0 derived errors ignored. [Op:__inference__forward_47800]

Errors may have originated from an input operation.
Input Source operations connected to node dual_source_transformer/parallel_inputter_1/parallel_inputter/concat_reducer_6/concat:
 dual_source_transformer/parallel_inputter_1/parallel_inputter/word_embedder/embedding_lookup/Identity (defined at /lib/python3.6/dist-packages/OpenNMT_tf-2.15.0-py3.6.egg/opennmt/inputters/text_inputter.py:441)

Input Source operations connected to node dual_source_transformer/parallel_inputter_1/parallel_inputter/concat_reducer_6/concat:
 dual_source_transformer/parallel_inputter_1/parallel_inputter/word_embedder/embedding_lookup/Identity (defined at /lib/python3.6/dist-packages/OpenNMT_tf-2.15.0-py3.6.egg/opennmt/inputters/text_inputter.py:441)

Function call stack:
_forward -> _forward

If anyone can help me to find cause of this error, it will be a great help. Thank you.

guillaumekln · February 24, 2021, 3:38pm

Can you check that the files containing the tokens and the POS tags are correctly aligned? There should be the same number of POS tags as there are tokens.

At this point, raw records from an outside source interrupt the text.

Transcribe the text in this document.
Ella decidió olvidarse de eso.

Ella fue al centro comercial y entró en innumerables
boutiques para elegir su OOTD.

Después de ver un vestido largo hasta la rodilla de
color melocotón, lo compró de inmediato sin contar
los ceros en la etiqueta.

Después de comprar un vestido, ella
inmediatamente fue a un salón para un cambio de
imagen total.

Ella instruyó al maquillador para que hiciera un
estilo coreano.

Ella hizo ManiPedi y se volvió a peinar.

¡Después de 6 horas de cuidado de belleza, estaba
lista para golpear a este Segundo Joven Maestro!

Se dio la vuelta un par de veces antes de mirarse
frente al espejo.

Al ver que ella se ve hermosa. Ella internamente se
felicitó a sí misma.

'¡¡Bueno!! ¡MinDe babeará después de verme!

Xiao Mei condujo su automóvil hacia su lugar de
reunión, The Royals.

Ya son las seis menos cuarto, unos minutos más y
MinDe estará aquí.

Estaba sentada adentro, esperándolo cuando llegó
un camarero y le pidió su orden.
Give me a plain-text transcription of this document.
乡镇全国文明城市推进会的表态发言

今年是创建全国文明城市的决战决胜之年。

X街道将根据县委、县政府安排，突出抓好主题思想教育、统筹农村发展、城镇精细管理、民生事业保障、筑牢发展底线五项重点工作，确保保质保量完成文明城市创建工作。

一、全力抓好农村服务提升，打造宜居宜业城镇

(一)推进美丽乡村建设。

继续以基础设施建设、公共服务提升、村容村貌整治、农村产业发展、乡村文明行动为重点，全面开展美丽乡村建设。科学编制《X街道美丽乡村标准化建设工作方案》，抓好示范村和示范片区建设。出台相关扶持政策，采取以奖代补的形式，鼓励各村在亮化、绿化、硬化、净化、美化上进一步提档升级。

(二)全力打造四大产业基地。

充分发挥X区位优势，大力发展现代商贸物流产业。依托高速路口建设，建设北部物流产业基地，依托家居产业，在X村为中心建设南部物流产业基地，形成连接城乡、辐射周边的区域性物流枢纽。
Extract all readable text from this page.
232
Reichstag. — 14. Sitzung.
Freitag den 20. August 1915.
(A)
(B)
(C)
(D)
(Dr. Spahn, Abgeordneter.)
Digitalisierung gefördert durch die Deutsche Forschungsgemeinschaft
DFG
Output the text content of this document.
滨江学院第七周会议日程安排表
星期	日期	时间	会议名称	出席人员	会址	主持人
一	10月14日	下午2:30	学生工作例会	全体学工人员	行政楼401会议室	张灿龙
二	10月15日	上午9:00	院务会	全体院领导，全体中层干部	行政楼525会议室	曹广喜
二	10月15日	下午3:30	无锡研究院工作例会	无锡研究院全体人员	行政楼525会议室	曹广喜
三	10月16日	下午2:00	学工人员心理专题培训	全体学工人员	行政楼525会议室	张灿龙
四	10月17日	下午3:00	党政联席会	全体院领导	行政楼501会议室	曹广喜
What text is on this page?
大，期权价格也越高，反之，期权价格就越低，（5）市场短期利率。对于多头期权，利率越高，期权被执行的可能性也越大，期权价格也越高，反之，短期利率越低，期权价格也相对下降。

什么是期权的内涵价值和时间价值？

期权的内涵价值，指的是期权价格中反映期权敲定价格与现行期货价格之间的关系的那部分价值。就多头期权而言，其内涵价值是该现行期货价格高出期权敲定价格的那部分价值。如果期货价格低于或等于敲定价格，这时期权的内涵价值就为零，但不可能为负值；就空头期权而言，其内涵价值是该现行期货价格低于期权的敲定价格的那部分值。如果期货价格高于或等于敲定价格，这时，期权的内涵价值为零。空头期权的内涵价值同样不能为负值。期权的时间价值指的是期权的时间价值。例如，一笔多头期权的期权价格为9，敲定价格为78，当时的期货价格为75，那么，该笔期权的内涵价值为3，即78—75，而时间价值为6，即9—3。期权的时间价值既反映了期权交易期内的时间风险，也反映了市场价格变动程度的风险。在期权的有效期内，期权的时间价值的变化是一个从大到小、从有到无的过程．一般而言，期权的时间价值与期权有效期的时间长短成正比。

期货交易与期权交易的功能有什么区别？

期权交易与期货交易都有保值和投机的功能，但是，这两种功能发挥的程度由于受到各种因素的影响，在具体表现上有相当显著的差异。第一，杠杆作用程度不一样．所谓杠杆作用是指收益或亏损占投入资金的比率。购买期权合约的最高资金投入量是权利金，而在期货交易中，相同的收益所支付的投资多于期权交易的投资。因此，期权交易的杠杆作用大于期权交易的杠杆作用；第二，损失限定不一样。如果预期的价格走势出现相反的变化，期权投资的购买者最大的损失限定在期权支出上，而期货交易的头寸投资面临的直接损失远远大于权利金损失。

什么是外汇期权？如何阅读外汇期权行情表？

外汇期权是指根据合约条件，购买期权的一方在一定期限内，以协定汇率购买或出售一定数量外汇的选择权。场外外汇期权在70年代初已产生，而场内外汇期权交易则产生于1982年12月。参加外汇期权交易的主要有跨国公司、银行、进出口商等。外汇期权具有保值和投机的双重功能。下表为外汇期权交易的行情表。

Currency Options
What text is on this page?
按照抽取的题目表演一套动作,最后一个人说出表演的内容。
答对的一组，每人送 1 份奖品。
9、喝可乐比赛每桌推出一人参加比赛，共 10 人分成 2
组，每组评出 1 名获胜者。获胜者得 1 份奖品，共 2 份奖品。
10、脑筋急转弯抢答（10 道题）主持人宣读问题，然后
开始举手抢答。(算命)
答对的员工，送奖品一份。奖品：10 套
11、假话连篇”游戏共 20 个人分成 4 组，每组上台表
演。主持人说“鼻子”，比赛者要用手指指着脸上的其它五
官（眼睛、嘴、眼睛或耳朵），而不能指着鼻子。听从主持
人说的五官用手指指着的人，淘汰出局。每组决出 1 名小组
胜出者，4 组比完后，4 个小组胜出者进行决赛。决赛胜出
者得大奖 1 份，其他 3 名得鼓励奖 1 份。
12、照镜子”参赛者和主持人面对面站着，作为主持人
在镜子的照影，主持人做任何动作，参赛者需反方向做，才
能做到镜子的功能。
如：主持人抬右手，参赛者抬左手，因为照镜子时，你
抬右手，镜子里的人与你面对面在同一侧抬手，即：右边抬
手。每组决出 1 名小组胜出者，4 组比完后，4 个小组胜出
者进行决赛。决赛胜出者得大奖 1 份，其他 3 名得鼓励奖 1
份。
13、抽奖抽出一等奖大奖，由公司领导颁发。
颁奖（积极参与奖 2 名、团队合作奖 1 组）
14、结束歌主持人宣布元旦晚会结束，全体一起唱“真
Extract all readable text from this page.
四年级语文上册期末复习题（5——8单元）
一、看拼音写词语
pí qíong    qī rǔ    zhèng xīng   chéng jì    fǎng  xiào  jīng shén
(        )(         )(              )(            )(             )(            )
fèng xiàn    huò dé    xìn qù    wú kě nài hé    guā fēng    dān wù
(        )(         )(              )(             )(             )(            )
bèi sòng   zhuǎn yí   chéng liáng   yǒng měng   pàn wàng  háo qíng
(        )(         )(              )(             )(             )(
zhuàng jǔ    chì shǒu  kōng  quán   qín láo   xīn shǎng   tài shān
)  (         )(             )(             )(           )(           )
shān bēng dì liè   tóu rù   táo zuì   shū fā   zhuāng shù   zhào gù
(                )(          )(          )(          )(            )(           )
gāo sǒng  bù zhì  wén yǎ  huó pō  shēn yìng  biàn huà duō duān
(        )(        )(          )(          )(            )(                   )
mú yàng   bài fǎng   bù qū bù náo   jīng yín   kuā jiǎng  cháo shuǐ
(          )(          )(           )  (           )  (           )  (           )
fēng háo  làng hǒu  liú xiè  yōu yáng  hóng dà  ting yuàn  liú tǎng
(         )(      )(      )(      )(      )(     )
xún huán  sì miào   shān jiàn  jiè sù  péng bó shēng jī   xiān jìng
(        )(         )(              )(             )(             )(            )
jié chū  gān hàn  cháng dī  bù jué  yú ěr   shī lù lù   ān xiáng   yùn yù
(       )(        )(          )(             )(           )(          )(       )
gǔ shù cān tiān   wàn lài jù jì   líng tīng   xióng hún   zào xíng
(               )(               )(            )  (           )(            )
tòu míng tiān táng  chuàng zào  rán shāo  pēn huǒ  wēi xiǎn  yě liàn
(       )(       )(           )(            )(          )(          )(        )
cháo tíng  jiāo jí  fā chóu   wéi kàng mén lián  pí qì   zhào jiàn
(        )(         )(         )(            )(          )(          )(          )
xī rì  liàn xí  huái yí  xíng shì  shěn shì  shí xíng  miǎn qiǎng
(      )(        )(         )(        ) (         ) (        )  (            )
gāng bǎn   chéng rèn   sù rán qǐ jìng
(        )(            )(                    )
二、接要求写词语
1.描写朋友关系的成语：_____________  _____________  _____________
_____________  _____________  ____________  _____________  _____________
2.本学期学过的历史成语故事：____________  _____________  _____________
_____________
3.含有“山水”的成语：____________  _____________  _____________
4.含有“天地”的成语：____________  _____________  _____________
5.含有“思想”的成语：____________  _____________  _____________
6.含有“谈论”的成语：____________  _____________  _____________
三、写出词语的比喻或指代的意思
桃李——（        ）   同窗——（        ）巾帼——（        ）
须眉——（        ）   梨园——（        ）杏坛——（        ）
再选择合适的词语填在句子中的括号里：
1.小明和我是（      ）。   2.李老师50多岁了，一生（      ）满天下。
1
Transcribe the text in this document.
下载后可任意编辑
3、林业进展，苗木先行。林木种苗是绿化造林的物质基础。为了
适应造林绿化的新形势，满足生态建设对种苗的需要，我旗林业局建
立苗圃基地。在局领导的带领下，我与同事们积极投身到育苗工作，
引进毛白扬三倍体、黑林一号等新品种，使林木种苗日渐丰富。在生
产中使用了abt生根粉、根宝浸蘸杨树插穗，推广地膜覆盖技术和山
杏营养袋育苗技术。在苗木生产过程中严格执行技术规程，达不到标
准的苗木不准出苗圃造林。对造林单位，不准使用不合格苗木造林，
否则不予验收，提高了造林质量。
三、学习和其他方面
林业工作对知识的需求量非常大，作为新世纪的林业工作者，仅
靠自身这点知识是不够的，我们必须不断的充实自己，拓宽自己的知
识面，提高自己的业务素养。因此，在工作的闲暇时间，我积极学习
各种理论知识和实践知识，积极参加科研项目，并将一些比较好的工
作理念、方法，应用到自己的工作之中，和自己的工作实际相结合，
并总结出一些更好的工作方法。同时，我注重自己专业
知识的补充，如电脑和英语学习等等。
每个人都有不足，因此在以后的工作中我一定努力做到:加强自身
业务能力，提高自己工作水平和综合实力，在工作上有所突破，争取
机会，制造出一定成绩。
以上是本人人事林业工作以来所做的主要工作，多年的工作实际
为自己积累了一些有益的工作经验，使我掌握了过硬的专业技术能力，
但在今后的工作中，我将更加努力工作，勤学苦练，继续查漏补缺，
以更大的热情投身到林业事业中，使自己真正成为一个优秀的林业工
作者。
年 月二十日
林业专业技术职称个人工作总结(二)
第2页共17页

kkashyap · April 25, 2023, 10:45am

Hi @guillaumekln. Thank you for showing the multi source Transformer in OpenNMT-tf. We are working on Multilingual Indic-English translation using OpenNMT-py version. Is multi source Transformer available in pytorch version. It will be really helpful for us. Thank you.